Well, another non-hacky way you could do this for multiple variables is to put all variables in a struct, define a variable according to this struct with the initial values in it as const so it's put in RO memory, then manually memcpy those values into a 2nd variable in RAM. This also has the advantage of namespacing all those 'special' variables into a struct.
Code: Select all
typedef struct my_variables_t {
int var1;
int var2;
};
const my_variables_t initial_values={ //will live in flash because 'const'
.var1=123,
.var2=456,
};
my_variables_t values;
void on_startup() {
memcpy(&values, &initial_values, sizeof(my_variables_t));
}
void check_same() {
if (values.var1!=initial_values.var1) printf("Changed var1!\n");
if (values.var2!=initial_values.var2) printf("Changed var2!\n");
}
If you still insist on doing it by digging through the app code manually, it's really a lot more difficult than on the STM32, as the flash doesn't contain exactly what's mapped in memory, to make things like OTA easier. The steps would roughly be:
- Find out which application partition in flash you're running from.

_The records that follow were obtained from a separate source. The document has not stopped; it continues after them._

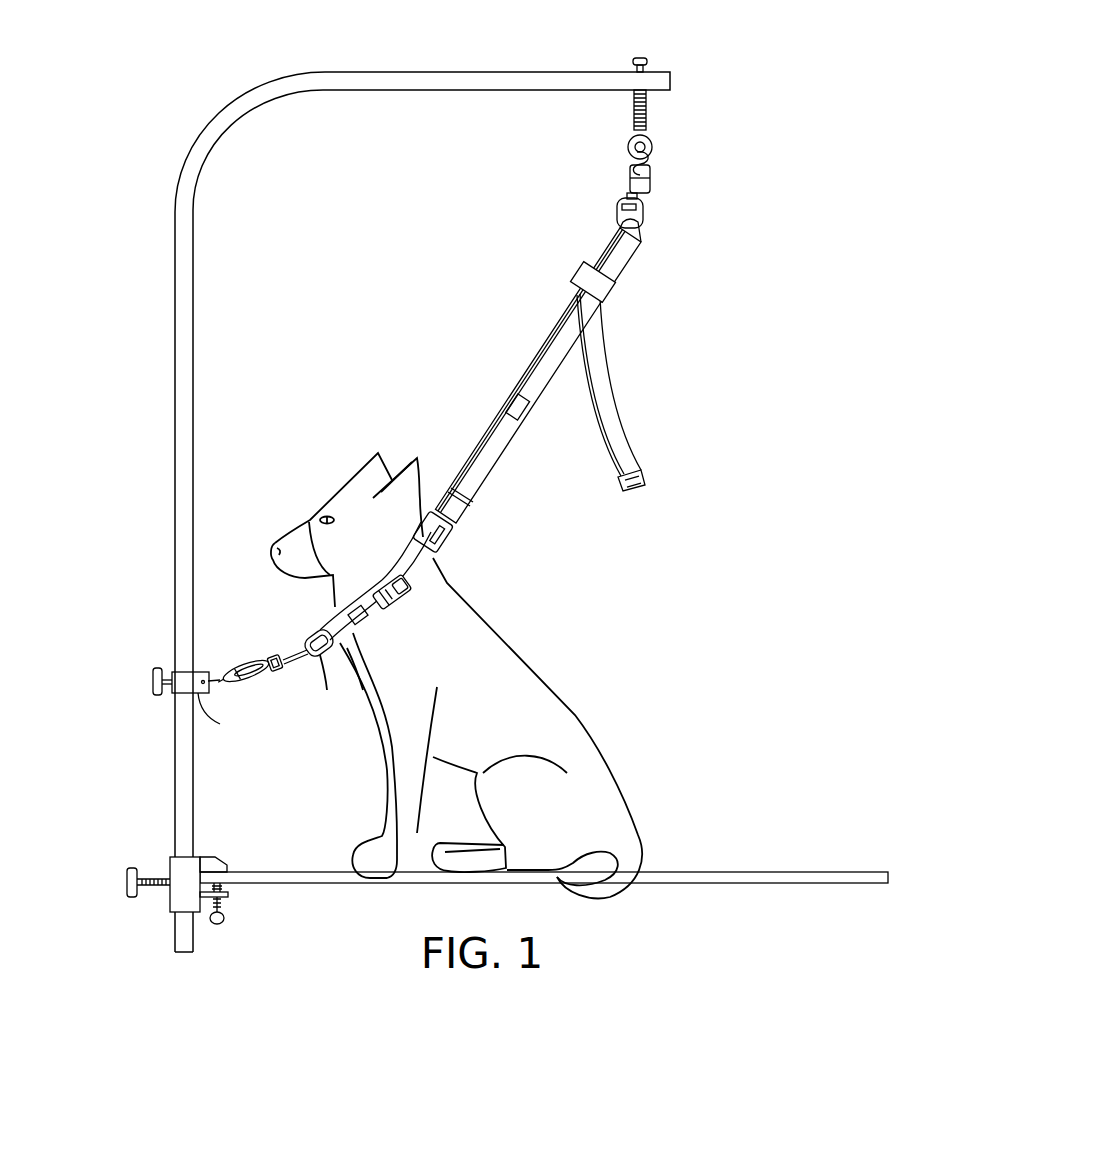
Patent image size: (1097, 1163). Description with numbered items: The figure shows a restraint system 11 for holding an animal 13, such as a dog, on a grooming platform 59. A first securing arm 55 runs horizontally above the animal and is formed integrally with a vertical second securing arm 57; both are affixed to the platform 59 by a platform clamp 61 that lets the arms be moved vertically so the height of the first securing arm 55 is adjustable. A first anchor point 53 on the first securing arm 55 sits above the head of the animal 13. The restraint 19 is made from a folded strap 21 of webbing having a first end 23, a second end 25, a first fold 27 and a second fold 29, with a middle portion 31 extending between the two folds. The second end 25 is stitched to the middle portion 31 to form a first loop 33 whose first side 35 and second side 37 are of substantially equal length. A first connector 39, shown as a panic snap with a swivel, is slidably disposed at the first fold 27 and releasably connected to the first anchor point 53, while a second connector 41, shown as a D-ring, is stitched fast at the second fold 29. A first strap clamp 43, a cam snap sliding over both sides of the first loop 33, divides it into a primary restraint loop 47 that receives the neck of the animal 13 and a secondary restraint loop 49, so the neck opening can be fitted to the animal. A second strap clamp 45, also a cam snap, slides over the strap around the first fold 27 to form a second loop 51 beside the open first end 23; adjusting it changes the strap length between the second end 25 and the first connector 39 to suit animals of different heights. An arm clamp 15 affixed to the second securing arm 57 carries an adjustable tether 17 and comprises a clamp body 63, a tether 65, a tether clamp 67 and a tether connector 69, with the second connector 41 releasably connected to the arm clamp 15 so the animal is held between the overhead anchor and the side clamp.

The restraint system 11 is at (840, 167).
The animal 13 is at (570, 735).
The arm clamp 15 is at (172, 676).
The adjustable tether 17 is at (256, 664).
The restraint 19 is at (480, 436).
The folded strap 21 is at (553, 322).
The first end 23 is at (655, 483).
The second end 25 is at (520, 416).
The first fold 27 is at (650, 245).
The second fold 29 is at (352, 630).
The middle portion 31 is at (540, 363).
The first loop 33 is at (315, 605).
The first side 35 is at (310, 605).
The second side 37 is at (372, 625).
The first connector 39 is at (648, 182).
The second connector 41 is at (320, 658).
The first strap clamp 43 is at (475, 528).
The second strap clamp 45 is at (606, 280).
The primary restraint loop 47 is at (447, 572).
The secondary restraint loop 49 is at (466, 482).
The second loop 51 is at (617, 222).
The first anchor point 53 is at (650, 137).
The first securing arm 55 is at (468, 76).
The second securing arm 57 is at (192, 408).
The platform 59 is at (735, 878).
The platform clamp 61 is at (178, 906).
The clamp body 63 is at (168, 690).
The tether 65 is at (225, 660).
The tether clamp 67 is at (265, 670).
The tether connector 69 is at (290, 686).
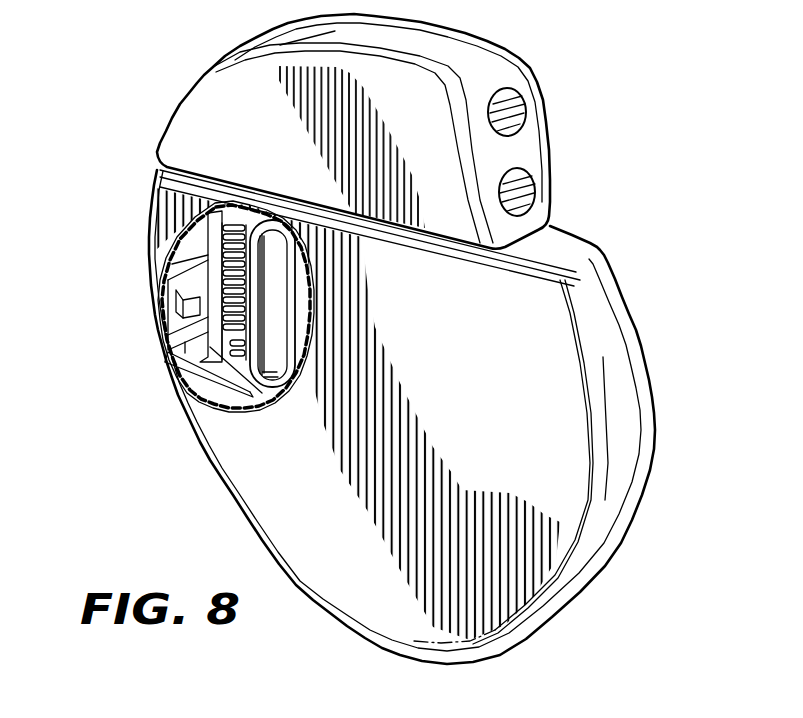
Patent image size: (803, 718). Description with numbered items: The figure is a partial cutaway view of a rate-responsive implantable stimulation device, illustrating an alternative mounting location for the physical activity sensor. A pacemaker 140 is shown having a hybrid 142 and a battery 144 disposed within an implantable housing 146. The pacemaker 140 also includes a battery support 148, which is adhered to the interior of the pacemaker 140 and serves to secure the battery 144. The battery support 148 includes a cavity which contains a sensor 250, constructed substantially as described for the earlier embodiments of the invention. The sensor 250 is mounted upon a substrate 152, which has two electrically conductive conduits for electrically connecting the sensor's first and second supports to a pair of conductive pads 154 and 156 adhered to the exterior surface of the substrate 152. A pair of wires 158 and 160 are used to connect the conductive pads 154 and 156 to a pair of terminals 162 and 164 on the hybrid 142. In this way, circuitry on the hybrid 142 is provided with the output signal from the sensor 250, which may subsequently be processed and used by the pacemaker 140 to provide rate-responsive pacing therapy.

The pacemaker 140 is at (178, 76).
The hybrid 142 is at (292, 294).
The battery 144 is at (205, 385).
The implantable housing 146 is at (580, 577).
The battery support 148 is at (187, 367).
The substrate 152 is at (182, 270).
The conductive pad 154 is at (165, 283).
The conductive pad 156 is at (217, 299).
The wire 158 is at (197, 313).
The wire 160 is at (177, 357).
The terminal 162 is at (264, 342).
The terminal 164 is at (246, 332).
The sensor 250 is at (197, 255).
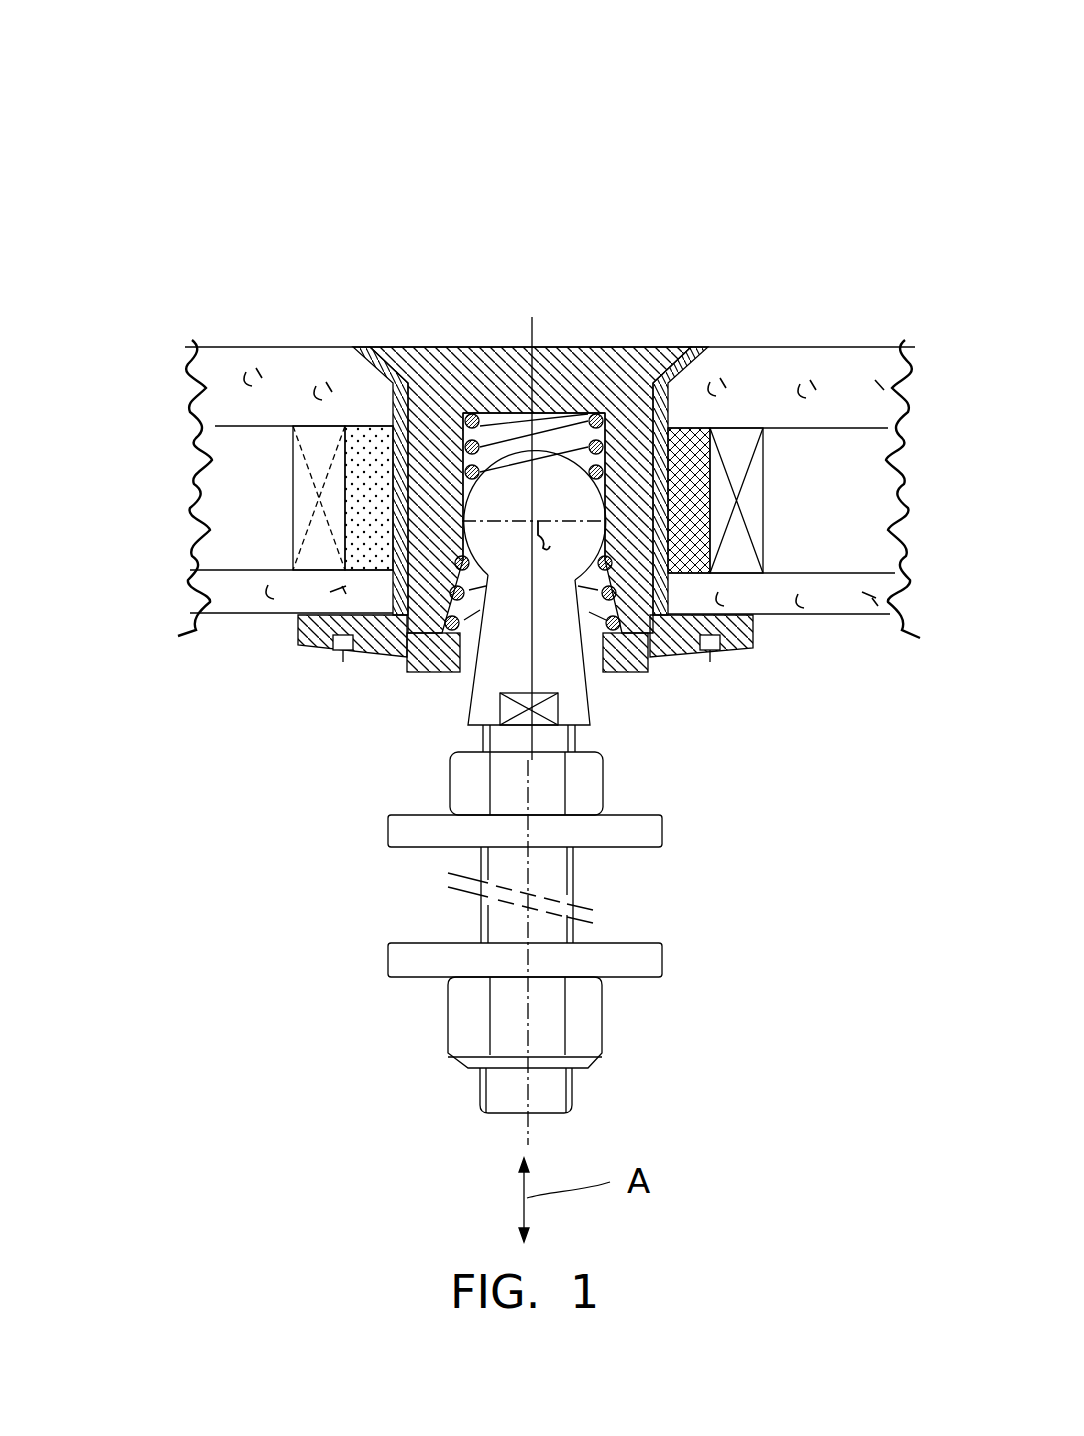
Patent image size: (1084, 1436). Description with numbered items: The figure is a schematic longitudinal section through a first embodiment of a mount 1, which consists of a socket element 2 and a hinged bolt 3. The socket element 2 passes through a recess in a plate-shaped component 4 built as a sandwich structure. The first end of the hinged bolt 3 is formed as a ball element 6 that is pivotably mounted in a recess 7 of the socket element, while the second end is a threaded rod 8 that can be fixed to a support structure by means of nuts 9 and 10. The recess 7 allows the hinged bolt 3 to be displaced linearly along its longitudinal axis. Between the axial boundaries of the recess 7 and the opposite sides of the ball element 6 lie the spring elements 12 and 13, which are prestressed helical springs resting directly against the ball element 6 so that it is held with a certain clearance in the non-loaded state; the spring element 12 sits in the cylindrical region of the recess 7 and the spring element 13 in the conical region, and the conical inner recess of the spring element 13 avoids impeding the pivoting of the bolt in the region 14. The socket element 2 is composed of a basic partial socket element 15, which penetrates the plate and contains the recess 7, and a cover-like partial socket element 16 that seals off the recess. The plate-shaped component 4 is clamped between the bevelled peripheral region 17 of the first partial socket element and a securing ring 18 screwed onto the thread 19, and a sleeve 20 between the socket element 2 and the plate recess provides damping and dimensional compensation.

- Read the application header and
parse it.
- Read out and parse the chunks the application consists of. Find the chunk that contains the address of your variable.
- Read out the chunk at the correct offset
- Compare with the variable.
Note that as the flash sections containing all of this by default are not memory mapped, you'd either have to manually memory map them or read the data using the spiflash api.